In September 2012, a massive prison scandal came to light when a video was broadcasted showing prison staff abusing, torturing and sexually molesting prisoners. In 2012, the GCRT provided assistance to 564 victims of torture and their families. The majority of patients were tortured in Georgian penitentiary facilities. Besides giving testimonies from various clients, the report also highlights the involvement of medical personnel in these abuses.
“What is particularly disturbing is the involvement of medical personel in the torture sessions, both by attending and by direct participation. Many convicts refer to physicians having either attended torture sessions, screaming at prisoners, or having inflicted torture themselves. There are especially harrowing reports, e.g. that while medical doctors were busy stitching the self-inflicted injuries of a prisoner, prison guards were beating the very same patient in front of these physicians.”

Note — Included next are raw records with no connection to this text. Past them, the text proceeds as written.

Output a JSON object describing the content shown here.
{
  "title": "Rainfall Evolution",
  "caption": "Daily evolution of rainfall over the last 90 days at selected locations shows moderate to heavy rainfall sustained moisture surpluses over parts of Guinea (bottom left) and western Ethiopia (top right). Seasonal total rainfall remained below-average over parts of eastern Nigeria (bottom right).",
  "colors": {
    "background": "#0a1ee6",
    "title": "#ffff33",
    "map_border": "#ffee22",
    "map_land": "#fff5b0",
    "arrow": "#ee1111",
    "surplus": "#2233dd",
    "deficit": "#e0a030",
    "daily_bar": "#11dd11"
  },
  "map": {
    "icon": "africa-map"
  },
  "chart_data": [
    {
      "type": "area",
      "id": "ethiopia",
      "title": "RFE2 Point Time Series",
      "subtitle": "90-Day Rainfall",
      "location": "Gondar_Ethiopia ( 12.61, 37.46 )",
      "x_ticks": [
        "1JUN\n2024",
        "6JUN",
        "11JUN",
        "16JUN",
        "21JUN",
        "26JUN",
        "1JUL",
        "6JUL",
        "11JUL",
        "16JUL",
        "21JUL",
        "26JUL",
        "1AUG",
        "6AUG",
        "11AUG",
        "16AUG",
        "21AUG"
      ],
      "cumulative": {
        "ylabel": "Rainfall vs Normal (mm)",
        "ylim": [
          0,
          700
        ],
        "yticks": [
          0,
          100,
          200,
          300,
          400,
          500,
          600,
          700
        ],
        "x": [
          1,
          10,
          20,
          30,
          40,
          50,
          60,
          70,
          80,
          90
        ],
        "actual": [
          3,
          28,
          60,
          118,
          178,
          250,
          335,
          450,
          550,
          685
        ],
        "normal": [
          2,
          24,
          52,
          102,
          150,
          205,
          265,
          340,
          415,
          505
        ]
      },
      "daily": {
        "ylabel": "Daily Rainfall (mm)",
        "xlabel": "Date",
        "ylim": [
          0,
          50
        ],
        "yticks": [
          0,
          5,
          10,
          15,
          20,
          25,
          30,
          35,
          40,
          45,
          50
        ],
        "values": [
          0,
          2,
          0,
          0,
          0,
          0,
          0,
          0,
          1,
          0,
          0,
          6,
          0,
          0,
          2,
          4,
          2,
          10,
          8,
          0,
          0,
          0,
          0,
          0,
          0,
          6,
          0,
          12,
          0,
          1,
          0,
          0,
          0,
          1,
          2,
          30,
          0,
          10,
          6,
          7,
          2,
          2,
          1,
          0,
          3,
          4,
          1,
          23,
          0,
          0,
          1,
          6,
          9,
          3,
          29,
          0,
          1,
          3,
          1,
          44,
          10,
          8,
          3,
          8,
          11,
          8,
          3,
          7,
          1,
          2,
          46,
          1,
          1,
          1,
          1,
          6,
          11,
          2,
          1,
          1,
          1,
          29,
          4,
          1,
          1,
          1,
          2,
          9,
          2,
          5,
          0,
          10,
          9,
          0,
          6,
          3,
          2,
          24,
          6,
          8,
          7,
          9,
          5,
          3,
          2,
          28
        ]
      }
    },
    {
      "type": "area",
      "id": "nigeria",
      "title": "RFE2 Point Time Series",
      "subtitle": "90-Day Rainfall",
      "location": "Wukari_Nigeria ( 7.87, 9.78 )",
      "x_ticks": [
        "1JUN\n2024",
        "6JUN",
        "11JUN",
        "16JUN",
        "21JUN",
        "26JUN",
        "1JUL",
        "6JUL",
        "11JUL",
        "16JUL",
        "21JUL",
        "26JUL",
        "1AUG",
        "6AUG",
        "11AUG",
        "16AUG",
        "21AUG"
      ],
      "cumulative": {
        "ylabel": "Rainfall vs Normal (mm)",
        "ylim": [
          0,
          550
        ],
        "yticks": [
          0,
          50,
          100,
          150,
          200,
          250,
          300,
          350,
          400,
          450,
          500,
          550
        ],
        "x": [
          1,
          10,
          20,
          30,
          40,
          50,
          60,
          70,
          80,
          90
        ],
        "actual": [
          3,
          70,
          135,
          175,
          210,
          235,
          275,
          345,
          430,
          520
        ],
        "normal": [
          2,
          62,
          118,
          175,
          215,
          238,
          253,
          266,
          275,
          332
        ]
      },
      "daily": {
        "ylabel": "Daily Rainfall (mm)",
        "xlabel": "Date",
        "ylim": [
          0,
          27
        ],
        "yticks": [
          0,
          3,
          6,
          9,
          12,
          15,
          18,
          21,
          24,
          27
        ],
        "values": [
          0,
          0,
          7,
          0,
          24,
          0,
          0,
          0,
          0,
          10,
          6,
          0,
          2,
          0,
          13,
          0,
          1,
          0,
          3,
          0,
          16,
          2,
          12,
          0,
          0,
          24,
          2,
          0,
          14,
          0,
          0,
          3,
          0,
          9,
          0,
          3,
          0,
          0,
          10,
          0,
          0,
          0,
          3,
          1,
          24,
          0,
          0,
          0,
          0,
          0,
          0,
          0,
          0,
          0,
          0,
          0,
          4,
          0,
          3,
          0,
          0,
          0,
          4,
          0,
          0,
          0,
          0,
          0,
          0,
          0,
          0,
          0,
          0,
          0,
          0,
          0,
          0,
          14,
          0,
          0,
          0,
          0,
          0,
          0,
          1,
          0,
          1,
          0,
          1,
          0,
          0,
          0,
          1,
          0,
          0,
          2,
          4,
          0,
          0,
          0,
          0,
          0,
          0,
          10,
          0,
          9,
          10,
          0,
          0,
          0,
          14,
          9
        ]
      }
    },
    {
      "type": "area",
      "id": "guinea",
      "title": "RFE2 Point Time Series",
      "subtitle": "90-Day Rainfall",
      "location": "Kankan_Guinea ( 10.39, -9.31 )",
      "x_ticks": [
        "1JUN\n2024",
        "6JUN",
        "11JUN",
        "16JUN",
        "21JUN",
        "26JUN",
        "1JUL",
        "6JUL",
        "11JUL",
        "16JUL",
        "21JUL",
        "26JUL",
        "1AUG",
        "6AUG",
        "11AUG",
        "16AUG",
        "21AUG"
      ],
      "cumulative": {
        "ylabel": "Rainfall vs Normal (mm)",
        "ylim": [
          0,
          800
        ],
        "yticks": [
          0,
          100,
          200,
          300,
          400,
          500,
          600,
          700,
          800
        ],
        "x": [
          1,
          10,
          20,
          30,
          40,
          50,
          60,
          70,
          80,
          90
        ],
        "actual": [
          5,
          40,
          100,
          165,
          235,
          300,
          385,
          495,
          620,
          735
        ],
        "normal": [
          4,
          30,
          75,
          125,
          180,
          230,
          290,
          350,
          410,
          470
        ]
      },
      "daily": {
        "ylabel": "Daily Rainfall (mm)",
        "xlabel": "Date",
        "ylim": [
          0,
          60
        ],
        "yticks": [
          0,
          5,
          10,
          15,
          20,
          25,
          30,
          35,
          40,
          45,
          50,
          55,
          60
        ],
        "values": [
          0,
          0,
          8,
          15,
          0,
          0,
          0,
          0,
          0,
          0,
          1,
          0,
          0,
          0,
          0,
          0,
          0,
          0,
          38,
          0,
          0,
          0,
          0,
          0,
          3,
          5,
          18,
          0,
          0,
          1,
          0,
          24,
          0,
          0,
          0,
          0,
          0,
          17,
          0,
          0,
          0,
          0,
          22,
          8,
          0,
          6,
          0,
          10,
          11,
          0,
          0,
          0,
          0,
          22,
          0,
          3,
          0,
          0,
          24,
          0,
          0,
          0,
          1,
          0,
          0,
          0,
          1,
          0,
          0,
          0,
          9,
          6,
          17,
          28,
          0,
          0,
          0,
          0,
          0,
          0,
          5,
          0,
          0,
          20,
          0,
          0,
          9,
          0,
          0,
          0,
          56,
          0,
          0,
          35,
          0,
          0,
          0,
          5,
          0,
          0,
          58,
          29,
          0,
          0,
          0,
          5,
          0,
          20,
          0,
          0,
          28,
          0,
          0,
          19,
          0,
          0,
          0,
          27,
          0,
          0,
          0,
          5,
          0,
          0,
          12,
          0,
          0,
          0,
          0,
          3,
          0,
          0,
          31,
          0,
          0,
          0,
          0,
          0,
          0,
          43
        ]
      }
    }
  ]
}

A particularly frightful story is that of a school director from a village in Imereti region:
“Later I was taken to the hospital morgue and tied to a table, lying next to a corpse. I was lying there for the entire day. At some point one man came down, took one of the instruments that is used for autopsy and started breaking my toes, one by one. I was screaming, asking for mercy. Only at night I was untied from the table in the morgue and allowed into my cell. They didn’t provide any medical assistance for my fractures. I have difficulties in walking until now. Once I was punished for watching an opposition TV channel and the doctor of the facility together with the deputee director beat me up severely.”
As the GRCT concludes, reports like these indicate gross violations of medical ethics and should be carefully investigated. The persons concerned should be held criminally responsible and stripped of their medical license.